Monday, January 4, 2010

You Know Him

Desks full of unfinished paperwork
Tired eyes, hair cut weeks over due
Gabardine slacks or jeans
Professors, department heads, teachers
Of poetry and prose who
Know all about romance with tenure
Modernism, language, commas
The Beowulf of their dreams, Plath,
August Wilson, the Lenore Prize

He was like that
A pleasant sort who used to box
Before the college got him
Tenure wore him down
Political correctness whipped him
Numbness collared his heart
Bills for the spendthrift wife
Who chain-smokes and forgets to say thank you
Ate his soul

I entertained him with stories
He wanted to know about the egg exercise
I used in class and the penguins
What about the penguins?
What Delmore Schwartz said in the Orange Café?
What was that thing about William Carlos?
The Wheelbarrow? And I went along.
Made a few bucks but I wasn’t going to get on the shelf
I knew that, although he said he’d help

He took me on temporary full time
Something I understand quite well
And I was good, very good he said
He hired me again for one last semester
And I gave the job one more shot

Until the day he stepped in my
Temporary office and sat hands
Clasped in mild sweat
Elbows on knees
And told me how he’d been to that
San Francisco Beatnik bar I told him about
He’d seen my picture with the Wild Bunch
Even had a beer and by the way
Although he didn’t say by the way.
He said, you didn’t make the full time cut
He sort of smiled, then we talked
About nothing in particular for awhile.

That’s the way it is
When life gets tangled in myth
That isn’t yours and the third eye
Lives in its own shadow.
Can’t cut to the chase.
These tired guys just rummage the desks.
Play the newest toy and the old
Text slips in with faces that blend.
Faces that smile behind lives
They don’t dare live
And fear they have no name for.
People who don’t quite
Fit the story they teach
To begin with.

I sat in the empty room
Thinking about black timeless nights
The lonely road from Albuquerque to Kingman
Sitting on the motel porch
With the owner and his wife
Drinking coffee and how
They drove me across the California line
To save me fatigue and grief.
I thought about the day I stepped out of the car
Just southeast of Winnemucca and gazed across the barren land
With a touch of humility and wonder and said
To no one, My God people walked to get here.

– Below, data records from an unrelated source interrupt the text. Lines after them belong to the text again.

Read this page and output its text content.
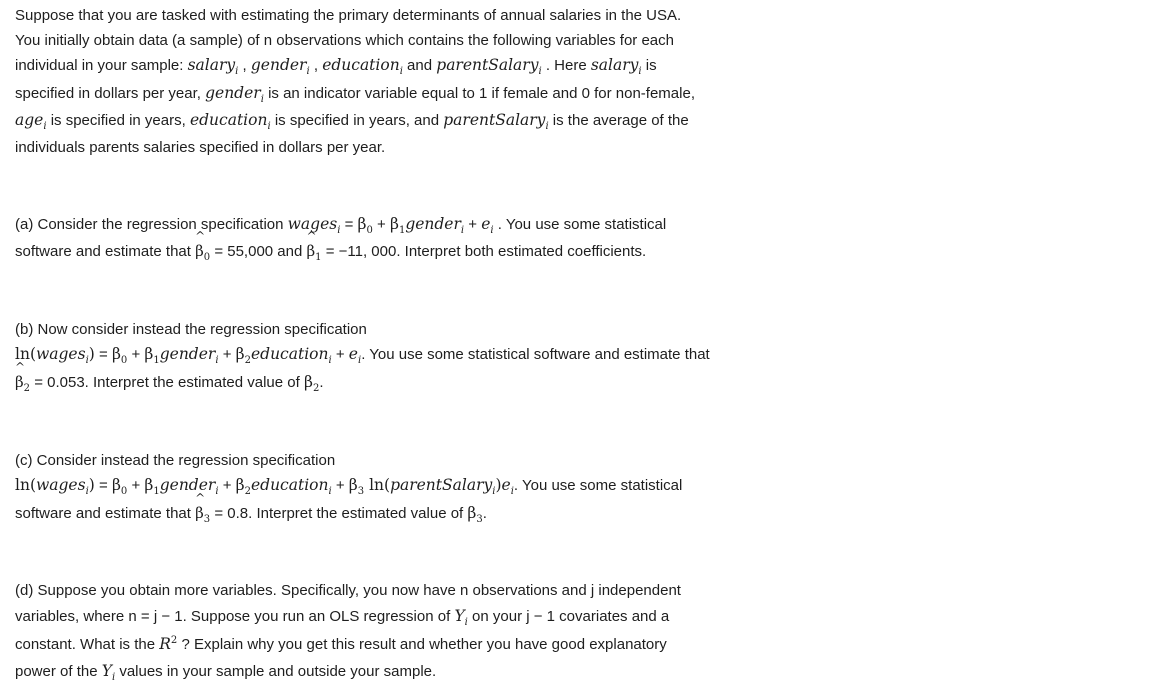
Suppose that you are tasked with estimating the primary determinants of annual salaries in the USA.
You initially obtain data (a sample) of n observations which contains the following variables for each
individual in your sample: salary$_i$ , gender$_i$ , education$_i$ and parentSalary$_i$ . Here salary$_i$ is
specified in dollars per year, gender$_i$ is an indicator variable equal to 1 if female and 0 for non-female,
age$_i$ is specified in years, education$_i$ is specified in years, and parentSalary$_i$ is the average of the
individuals parents salaries specified in dollars per year.

(a) Consider the regression specification wages$_i$ = $\beta_0$ + $\beta_1gender_i + e_i$ . You use some statistical
software and estimate that ^ $\beta_0 = 55,000$ and ^ $\beta_1 = -11$, 000. Interpret both estimated coefficients.

(b) Now consider instead the regression specification
ln(wages$_i$) = $\beta_0$ + $\beta_1gender_i$ + $\beta_2education_i + e_i$. You use some statistical software and estimate that
^ $\beta_2 = 0.053$. Interpret the estimated value of $\beta_2$.

(c) Consider instead the regression specification
ln(wages$_i$) = $\beta_0$ + $\beta_1gender_i$ + $\beta_2education_i + \beta_3$ $\ln(parentSalary_i)e_i$. You use some statistical
software and estimate that ^ $\beta_3 = 0.8$. Interpret the estimated value of $\beta_3$.

(d) Suppose you obtain more variables. Specifically, you now have n observations and j independent
variables, where n = j − 1. Suppose you run an OLS regression of $Y_i$ on your j − 1 covariates and a
constant. What is the $R^2$ ? Explain why you get this result and whether you have good explanatory
power of the $Y_i$ values in your sample and outside your sample.
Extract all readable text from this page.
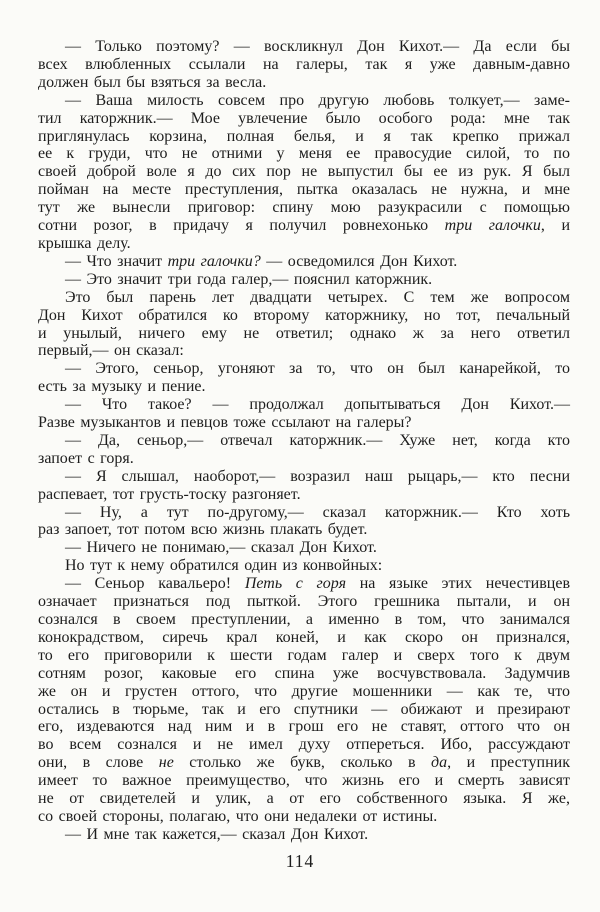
— Только поэтому? — воскликнул Дон Кихот.— Да если бы
всех влюбленных ссылали на галеры, так я уже давным-давно
должен был бы взяться за весла.
— Ваша милость совсем про другую любовь толкует,— заме-
тил каторжник.— Мое увлечение было особого рода: мне так
приглянулась корзина, полная белья, и я так крепко прижал
ее к груди, что не отними у меня ее правосудие силой, то по
своей доброй воле я до сих пор не выпустил бы ее из рук. Я был
пойман на месте преступления, пытка оказалась не нужна, и мне
тут же вынесли приговор: спину мою разукрасили с помощью
сотни розог, в придачу я получил ровнехонько три галочки, и
крышка делу.
— Что значит три галочки? — осведомился Дон Кихот.
— Это значит три года галер,— пояснил каторжник.
Это был парень лет двадцати четырех. С тем же вопросом
Дон Кихот обратился ко второму каторжнику, но тот, печальный
и унылый, ничего ему не ответил; однако ж за него ответил
первый,— он сказал:
— Этого, сеньор, угоняют за то, что он был канарейкой, то
есть за музыку и пение.
— Что такое? — продолжал допытываться Дон Кихот.—
Разве музыкантов и певцов тоже ссылают на галеры?
— Да, сеньор,— отвечал каторжник.— Хуже нет, когда кто
запоет с горя.
— Я слышал, наоборот,— возразил наш рыцарь,— кто песни
распевает, тот грусть-тоску разгоняет.
— Ну, а тут по-другому,— сказал каторжник.— Кто хоть
раз запоет, тот потом всю жизнь плакать будет.
— Ничего не понимаю,— сказал Дон Кихот.
Но тут к нему обратился один из конвойных:
— Сеньор кавальеро! Петь с горя на языке этих нечестивцев
означает признаться под пыткой. Этого грешника пытали, и он
сознался в своем преступлении, а именно в том, что занимался
конокрадством, сиречь крал коней, и как скоро он признался,
то его приговорили к шести годам галер и сверх того к двум
сотням розог, каковые его спина уже восчувствовала. Задумчив
же он и грустен оттого, что другие мошенники — как те, что
остались в тюрьме, так и его спутники — обижают и презирают
его, издеваются над ним и в грош его не ставят, оттого что он
во всем сознался и не имел духу отпереться. Ибо, рассуждают
они, в слове не столько же букв, сколько в да, и преступник
имеет то важное преимущество, что жизнь его и смерть зависят
не от свидетелей и улик, а от его собственного языка. Я же,
со своей стороны, полагаю, что они недалеки от истины.
— И мне так кажется,— сказал Дон Кихот.
114
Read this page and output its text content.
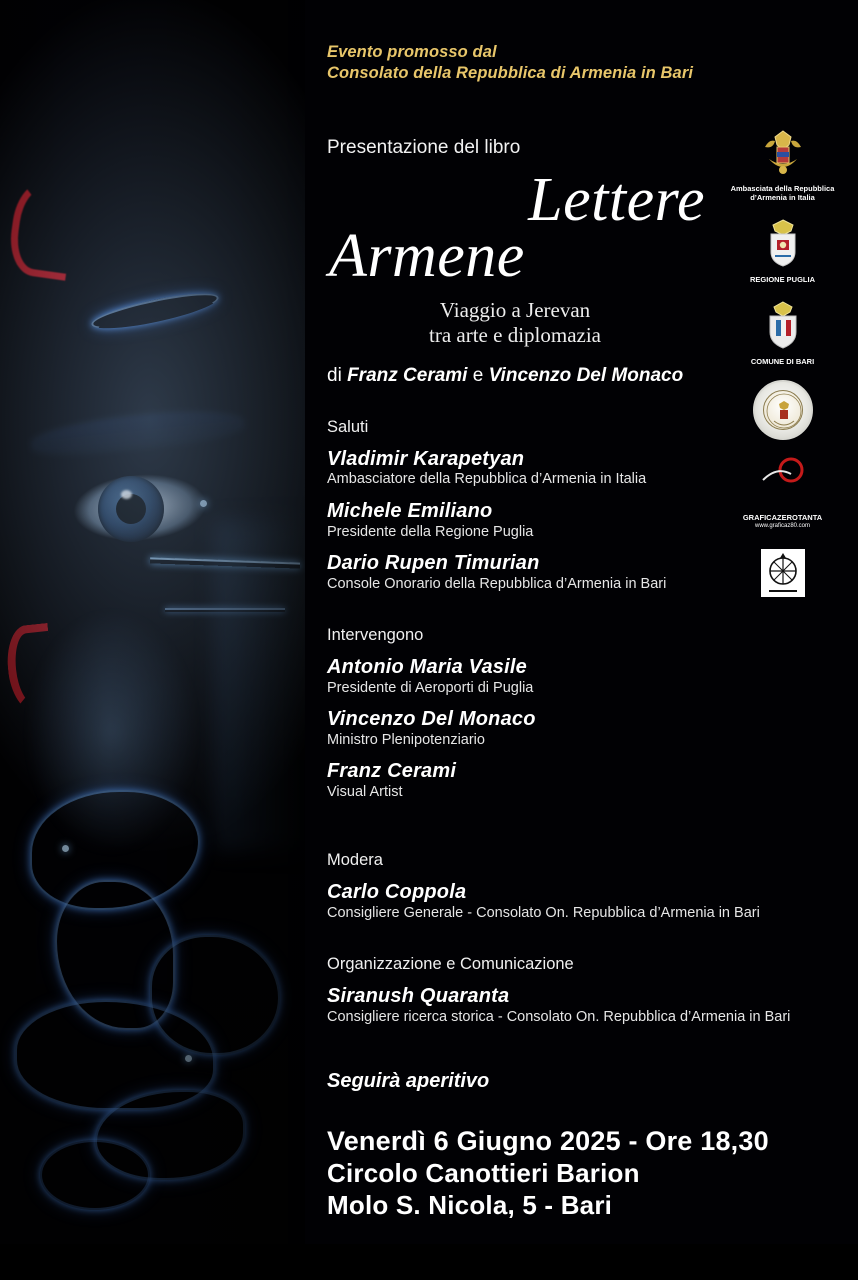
Evento promosso dal
Consolato della Repubblica di Armenia in Bari
Presentazione del libro
Lettere
Armene
Viaggio a Jerevan
tra arte e diplomazia
di Franz Cerami e Vincenzo Del Monaco
Saluti
Vladimir Karapetyan
Ambasciatore della Repubblica d’Armenia in Italia
Michele Emiliano
Presidente della Regione Puglia
Dario Rupen Timurian
Console Onorario della Repubblica d’Armenia in Bari
Intervengono
Antonio Maria Vasile
Presidente di Aeroporti di Puglia
Vincenzo Del Monaco
Ministro Plenipotenziario
Franz Cerami
Visual Artist
Modera
Carlo Coppola
Consigliere Generale - Consolato On. Repubblica d’Armenia in Bari
Organizzazione e Comunicazione
Siranush Quaranta
Consigliere ricerca storica - Consolato On. Repubblica d’Armenia in Bari
Seguirà aperitivo
Venerdì 6 Giugno 2025 - Ore 18,30
Circolo Canottieri Barion
Molo S. Nicola, 5 - Bari
Ambasciata della Repubblica
d’Armenia in Italia
REGIONE PUGLIA
COMUNE DI BARI
GRAFICAZEROTANTA
www.graficaz80.com
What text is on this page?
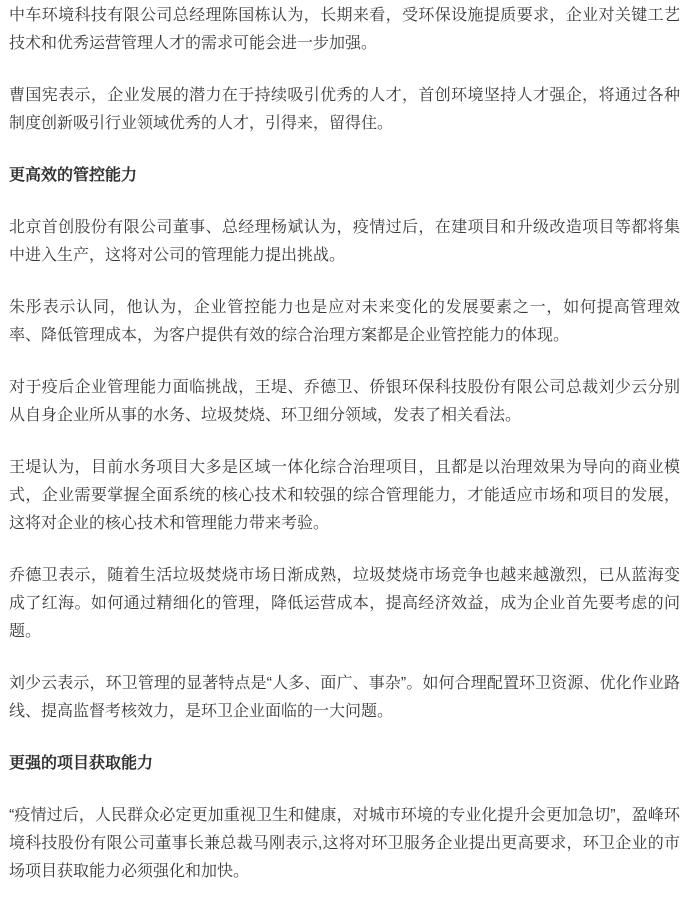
中车环境科技有限公司总经理陈国栋认为，长期来看，受环保设施提质要求，企业对关键工艺技术和优秀运营管理人才的需求可能会进一步加强。

曹国宪表示，企业发展的潜力在于持续吸引优秀的人才，首创环境坚持人才强企，将通过各种制度创新吸引行业领域优秀的人才，引得来，留得住。

更高效的管控能力

北京首创股份有限公司董事、总经理杨斌认为，疫情过后，在建项目和升级改造项目等都将集中进入生产，这将对公司的管理能力提出挑战。

朱彤表示认同，他认为，企业管控能力也是应对未来变化的发展要素之一，如何提高管理效率、降低管理成本，为客户提供有效的综合治理方案都是企业管控能力的体现。

对于疫后企业管理能力面临挑战，王堤、乔德卫、侨银环保科技股份有限公司总裁刘少云分别从自身企业所从事的水务、垃圾焚烧、环卫细分领域，发表了相关看法。

王堤认为，目前水务项目大多是区域一体化综合治理项目，且都是以治理效果为导向的商业模式，企业需要掌握全面系统的核心技术和较强的综合管理能力，才能适应市场和项目的发展，这将对企业的核心技术和管理能力带来考验。

乔德卫表示，随着生活垃圾焚烧市场日渐成熟，垃圾焚烧市场竞争也越来越激烈，已从蓝海变成了红海。如何通过精细化的管理，降低运营成本，提高经济效益，成为企业首先要考虑的问题。

刘少云表示，环卫管理的显著特点是“人多、面广、事杂”。如何合理配置环卫资源、优化作业路线、提高监督考核效力，是环卫企业面临的一大问题。

更强的项目获取能力

“疫情过后，人民群众必定更加重视卫生和健康，对城市环境的专业化提升会更加急切”，盈峰环境科技股份有限公司董事长兼总裁马刚表示,这将对环卫服务企业提出更高要求，环卫企业的市场项目获取能力必须强化和加快。
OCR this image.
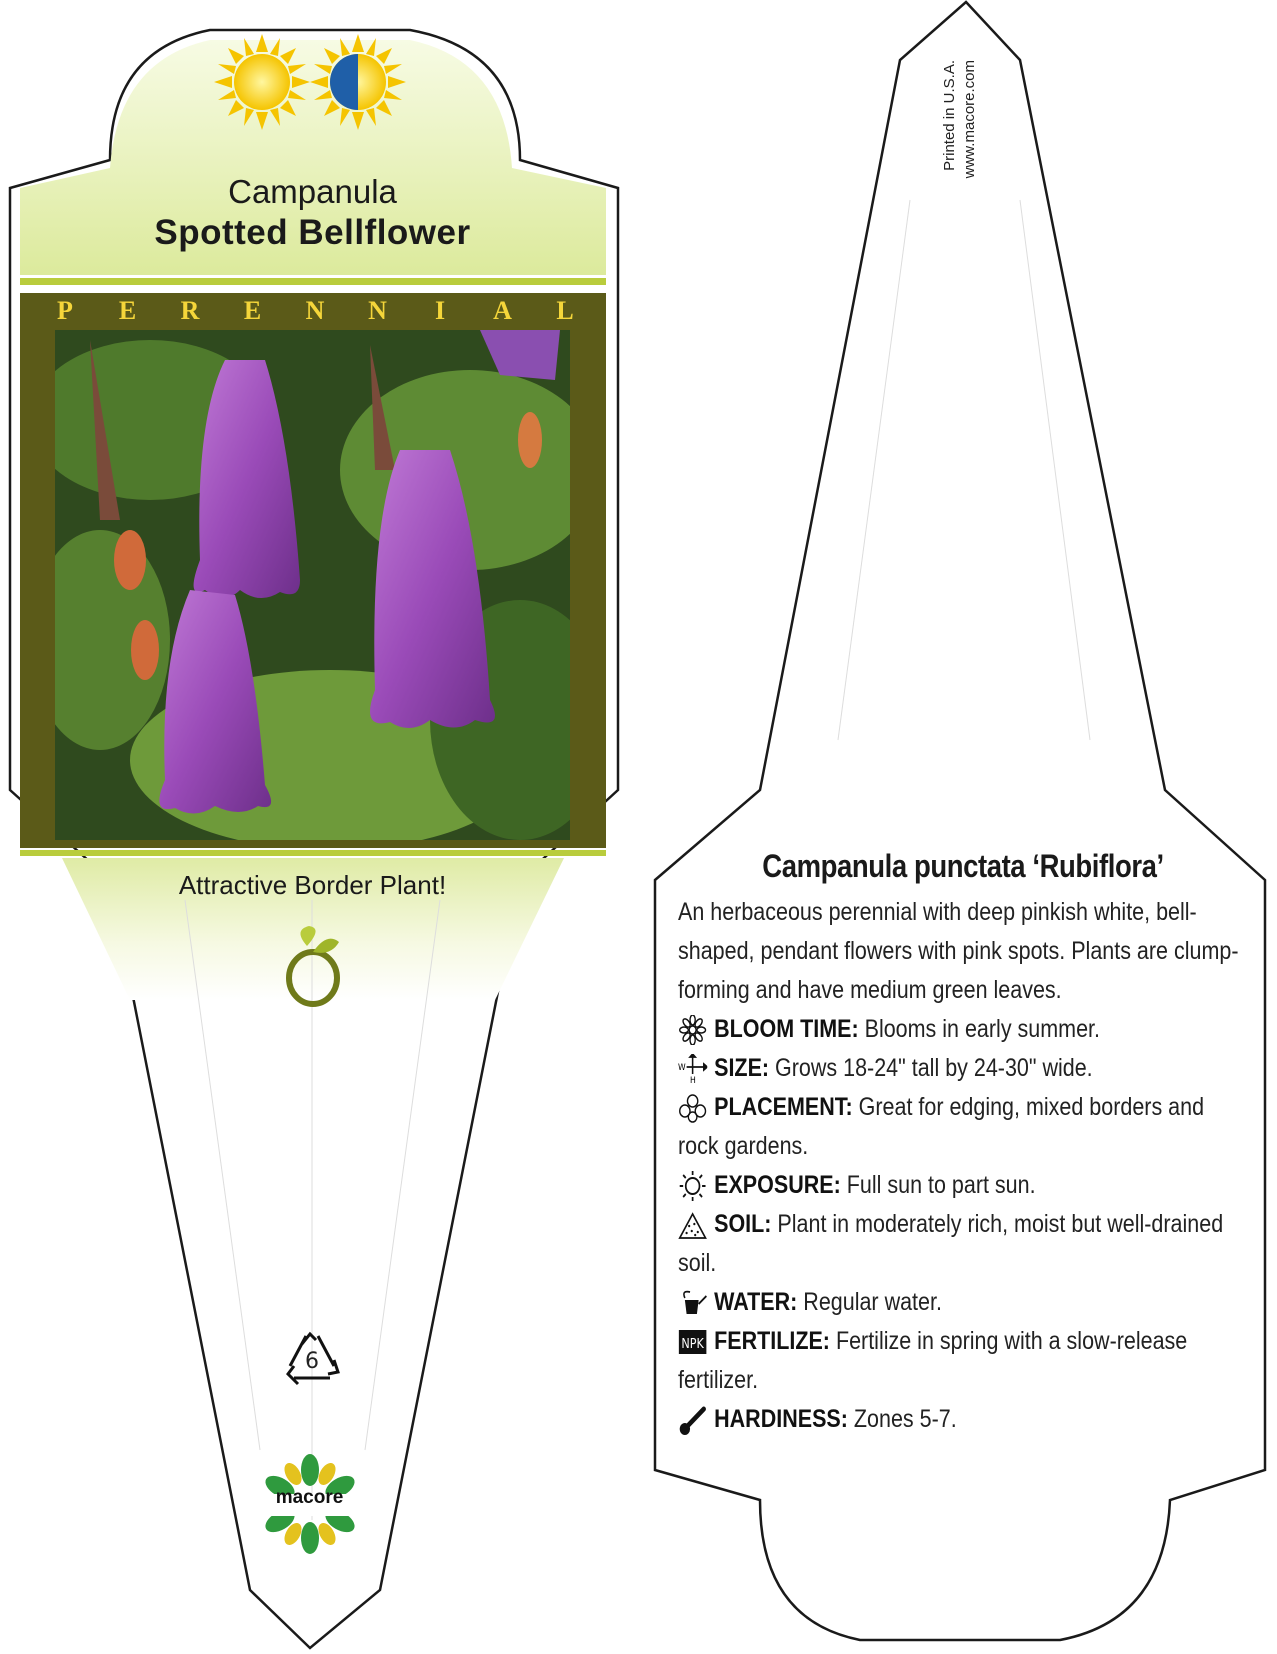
Campanula
Spotted Bellflower
P E R E N N I A L
Attractive Border Plant!
6
macore
Printed in U.S.A. www.macore.com
Campanula punctata ‘Rubiflora’
An herbaceous perennial with deep pinkish white, bell-shaped, pendant flowers with pink spots. Plants are clump-forming and have medium green leaves.
BLOOM TIME: Blooms in early summer.
W
H SIZE: Grows 18-24" tall by 24-30" wide.
PLACEMENT: Great for edging, mixed borders and rock gardens.
EXPOSURE: Full sun to part sun.
SOIL: Plant in moderately rich, moist but well-drained soil.
WATER: Regular water.
NPK FERTILIZE: Fertilize in spring with a slow-release fertilizer.
HARDINESS: Zones 5-7.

Late that night I stood outside the casino in Wells
Staring up to the highway and rock
Where the great trucks groaned by
And the steel night rolled on.
One of those nights when you step out of time
Relax, and know the awe of just being.
While the little old lady inside
Punched quarters in the machine
Sipped on her greyhound and puffed
Those non-filtered cigarettes.

As for him, you know him.
He dove back to his desk
His papers and his toys.

1 Comments:

At December 16, 2011 at 8:15 PM , Blogger Brinyjudy said...

6th verse rings so true--"That's the way it is when life gets tangled in myth that isn't yours.. faces that smile behind lives they don't dare live." It feels good to deftly untangle and state the straight story. I Know Him/ Her.